Anyway, it could be worse. 7Zip password protection for example is real badass, it's twice as slow as RAR. Still haven't researched the 7z format in more details, but if it turns out they do the same as RAR does with -p mode archives, coding a 7zip cracker becomes a waste of time.

#15
(02-04-2012, 11:33 PM)gat3way_ Wrote: Practically speaking, only dictionary attacks and rule-based attacks with limited keyspace are applicable, bruteforce or markov are pure madness.
[...]
Thus, I have some archives that I crack at the "amazing" speed of ~ 100 c/s.
This is one of the reasons I've been suggesting that something in the hashcat family gets support for multiple dictionaries, like those archive cracking programs have.
#16
What do you mean by "multiple dictionaries?" oclHashcat-plus can use multiple dictionaries if you give it a directory as the dictionary parameter. It can also use two dictionaries in combination by specifying the combinator attack.
#17
Words from one dictionary added to words from another dictionary to make a string to be tested, with mangling rules for each dictionary.

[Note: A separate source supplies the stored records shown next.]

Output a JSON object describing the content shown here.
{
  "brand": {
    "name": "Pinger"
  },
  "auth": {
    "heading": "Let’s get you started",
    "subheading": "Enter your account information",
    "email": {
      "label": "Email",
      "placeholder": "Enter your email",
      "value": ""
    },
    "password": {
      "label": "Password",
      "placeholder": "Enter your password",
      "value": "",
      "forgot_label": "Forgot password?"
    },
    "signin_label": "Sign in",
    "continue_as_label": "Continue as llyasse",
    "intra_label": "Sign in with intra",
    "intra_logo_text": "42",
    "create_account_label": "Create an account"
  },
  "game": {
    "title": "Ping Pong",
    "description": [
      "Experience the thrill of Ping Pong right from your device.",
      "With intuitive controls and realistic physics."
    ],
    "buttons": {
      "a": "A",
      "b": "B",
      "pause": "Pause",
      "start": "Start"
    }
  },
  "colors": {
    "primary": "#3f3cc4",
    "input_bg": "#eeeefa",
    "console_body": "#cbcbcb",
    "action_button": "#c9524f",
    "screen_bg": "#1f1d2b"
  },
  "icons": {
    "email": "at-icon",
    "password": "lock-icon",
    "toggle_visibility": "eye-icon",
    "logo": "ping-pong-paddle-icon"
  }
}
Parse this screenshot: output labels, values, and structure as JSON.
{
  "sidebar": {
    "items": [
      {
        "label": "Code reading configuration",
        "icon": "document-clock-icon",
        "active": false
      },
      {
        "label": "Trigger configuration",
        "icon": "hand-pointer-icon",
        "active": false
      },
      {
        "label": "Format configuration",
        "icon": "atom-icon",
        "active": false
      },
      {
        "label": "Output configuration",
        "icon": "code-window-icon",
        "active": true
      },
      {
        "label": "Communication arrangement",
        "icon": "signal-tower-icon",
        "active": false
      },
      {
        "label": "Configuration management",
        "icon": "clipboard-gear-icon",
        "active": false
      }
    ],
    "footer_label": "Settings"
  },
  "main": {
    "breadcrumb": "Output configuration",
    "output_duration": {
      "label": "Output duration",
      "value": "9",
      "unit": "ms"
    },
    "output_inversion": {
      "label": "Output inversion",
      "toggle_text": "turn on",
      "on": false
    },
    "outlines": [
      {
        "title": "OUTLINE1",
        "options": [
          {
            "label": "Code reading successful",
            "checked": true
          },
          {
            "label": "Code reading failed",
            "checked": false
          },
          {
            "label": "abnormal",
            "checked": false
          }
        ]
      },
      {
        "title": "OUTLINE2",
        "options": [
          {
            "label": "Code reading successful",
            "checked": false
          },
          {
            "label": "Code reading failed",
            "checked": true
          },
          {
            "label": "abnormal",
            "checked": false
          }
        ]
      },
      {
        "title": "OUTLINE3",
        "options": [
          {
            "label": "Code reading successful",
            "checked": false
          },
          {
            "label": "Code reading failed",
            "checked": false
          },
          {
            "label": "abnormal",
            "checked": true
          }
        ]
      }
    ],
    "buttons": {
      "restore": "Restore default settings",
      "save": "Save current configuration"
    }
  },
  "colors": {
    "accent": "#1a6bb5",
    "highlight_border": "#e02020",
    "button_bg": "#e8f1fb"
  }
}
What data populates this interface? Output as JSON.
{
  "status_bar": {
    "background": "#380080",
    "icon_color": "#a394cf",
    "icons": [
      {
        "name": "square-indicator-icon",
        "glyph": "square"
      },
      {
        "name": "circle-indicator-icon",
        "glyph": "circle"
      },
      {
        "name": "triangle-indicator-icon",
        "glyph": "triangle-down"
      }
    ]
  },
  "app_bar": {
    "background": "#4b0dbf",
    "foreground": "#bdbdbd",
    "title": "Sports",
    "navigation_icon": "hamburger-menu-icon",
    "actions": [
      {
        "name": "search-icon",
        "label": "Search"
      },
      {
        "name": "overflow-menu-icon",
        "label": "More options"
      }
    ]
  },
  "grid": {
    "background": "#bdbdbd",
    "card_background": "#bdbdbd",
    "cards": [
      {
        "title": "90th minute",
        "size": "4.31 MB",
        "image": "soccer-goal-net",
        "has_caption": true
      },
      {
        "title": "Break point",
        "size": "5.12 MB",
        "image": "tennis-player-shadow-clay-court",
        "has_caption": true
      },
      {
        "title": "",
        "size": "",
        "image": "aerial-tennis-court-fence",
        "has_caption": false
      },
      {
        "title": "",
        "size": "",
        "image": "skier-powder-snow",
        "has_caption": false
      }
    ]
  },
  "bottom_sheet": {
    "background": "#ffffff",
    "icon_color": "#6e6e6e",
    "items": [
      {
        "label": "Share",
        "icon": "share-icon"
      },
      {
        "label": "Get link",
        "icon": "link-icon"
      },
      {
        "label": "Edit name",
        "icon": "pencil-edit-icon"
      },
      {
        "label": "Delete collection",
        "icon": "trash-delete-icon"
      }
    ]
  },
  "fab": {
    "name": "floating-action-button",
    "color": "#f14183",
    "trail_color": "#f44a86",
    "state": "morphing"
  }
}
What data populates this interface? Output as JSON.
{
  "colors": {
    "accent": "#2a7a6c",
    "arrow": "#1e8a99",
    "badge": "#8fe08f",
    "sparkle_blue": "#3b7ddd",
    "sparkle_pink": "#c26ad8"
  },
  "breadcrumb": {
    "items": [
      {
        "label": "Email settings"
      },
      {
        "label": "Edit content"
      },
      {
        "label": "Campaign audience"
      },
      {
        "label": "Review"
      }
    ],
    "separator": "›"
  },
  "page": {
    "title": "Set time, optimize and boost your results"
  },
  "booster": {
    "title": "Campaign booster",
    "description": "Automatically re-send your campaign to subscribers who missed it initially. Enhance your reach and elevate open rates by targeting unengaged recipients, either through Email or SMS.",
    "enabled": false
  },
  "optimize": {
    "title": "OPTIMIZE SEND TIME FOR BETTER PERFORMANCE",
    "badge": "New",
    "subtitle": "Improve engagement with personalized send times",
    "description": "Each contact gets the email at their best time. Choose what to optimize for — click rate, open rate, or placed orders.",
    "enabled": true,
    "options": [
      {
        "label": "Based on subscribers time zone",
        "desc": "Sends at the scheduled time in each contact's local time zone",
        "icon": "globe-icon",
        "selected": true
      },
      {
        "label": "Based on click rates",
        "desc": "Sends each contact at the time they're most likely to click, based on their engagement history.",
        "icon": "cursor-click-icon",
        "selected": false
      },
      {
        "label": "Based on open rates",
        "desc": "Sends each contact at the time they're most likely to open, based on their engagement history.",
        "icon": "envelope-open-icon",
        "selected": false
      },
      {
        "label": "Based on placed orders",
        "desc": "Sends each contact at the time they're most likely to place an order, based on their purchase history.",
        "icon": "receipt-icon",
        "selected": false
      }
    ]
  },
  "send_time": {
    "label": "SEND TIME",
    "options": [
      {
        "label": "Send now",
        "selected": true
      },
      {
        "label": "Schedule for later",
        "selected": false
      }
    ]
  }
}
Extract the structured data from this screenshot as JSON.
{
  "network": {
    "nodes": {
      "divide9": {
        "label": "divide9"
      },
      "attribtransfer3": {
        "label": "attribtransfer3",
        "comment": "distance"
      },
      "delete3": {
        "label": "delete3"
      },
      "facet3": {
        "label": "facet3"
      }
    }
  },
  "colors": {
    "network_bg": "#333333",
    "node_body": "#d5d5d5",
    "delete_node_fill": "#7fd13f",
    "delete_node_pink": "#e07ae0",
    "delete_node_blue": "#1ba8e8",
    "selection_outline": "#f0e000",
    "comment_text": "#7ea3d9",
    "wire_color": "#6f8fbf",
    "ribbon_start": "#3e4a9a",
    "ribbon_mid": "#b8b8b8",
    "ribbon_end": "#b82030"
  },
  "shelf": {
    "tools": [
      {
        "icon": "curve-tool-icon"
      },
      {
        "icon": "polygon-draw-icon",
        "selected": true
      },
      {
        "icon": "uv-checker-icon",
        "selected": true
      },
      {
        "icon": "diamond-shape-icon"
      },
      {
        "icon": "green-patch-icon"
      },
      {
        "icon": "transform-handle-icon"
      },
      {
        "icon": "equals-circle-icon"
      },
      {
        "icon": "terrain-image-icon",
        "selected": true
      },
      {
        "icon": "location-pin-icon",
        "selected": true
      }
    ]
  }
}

Suppose one dictionary is bugs.txt and another is animals.txt.
I'd want apply a rule to bugs.txt to get ant00, ant01, ant02,... and another rule to animals.txt to get dog@, dog#, dog%,..., to be combined as ant00dog@, ant00dog@,... ant02dog%,....

The work would be done by the program, in a way similar to what some archive/document crackers, not by first generating a text file of the combinations and using that as the dictionary.
#18
oclHashcat-plus can do this, but not with rules (currently).
http://hashcat.net/wiki/combinator_attack
#19
To add to what chort said, it's also possible to do it with Oclhashcat-plus if you use dictionary + rules. You have bugs as a dictionary, use a first rule file to add the 00, 01, 02, etc, a second rule file containing the "rulified" animals.txt like $d$o$g, $c$a$t, $c$h$i$c$k$e$n. Finally, a third rule file that adds the symbols $@, $%.
#20
I'm looking for something more straightforward, like in the "Password Definition Language" of the Parallel Password Recovery program mentioned earlier in this thread. See 4.2.2. "Dictionary words and their modifiers" at http://www.parallelrecovery.com/password...nguage.php:
$w = a word from the main dictionary
$u = a word from the user dictionary

The example I gave would be very easy to code.

What I also want is the trackability to record that I ran bugs.txt with the 'Append2Numbers rule combined with animals.txt with the 'Append1Special rule. Then I'll have a record of which dictionaries were run with which rules, to avoid repeating attacks, and plans which ones to try next.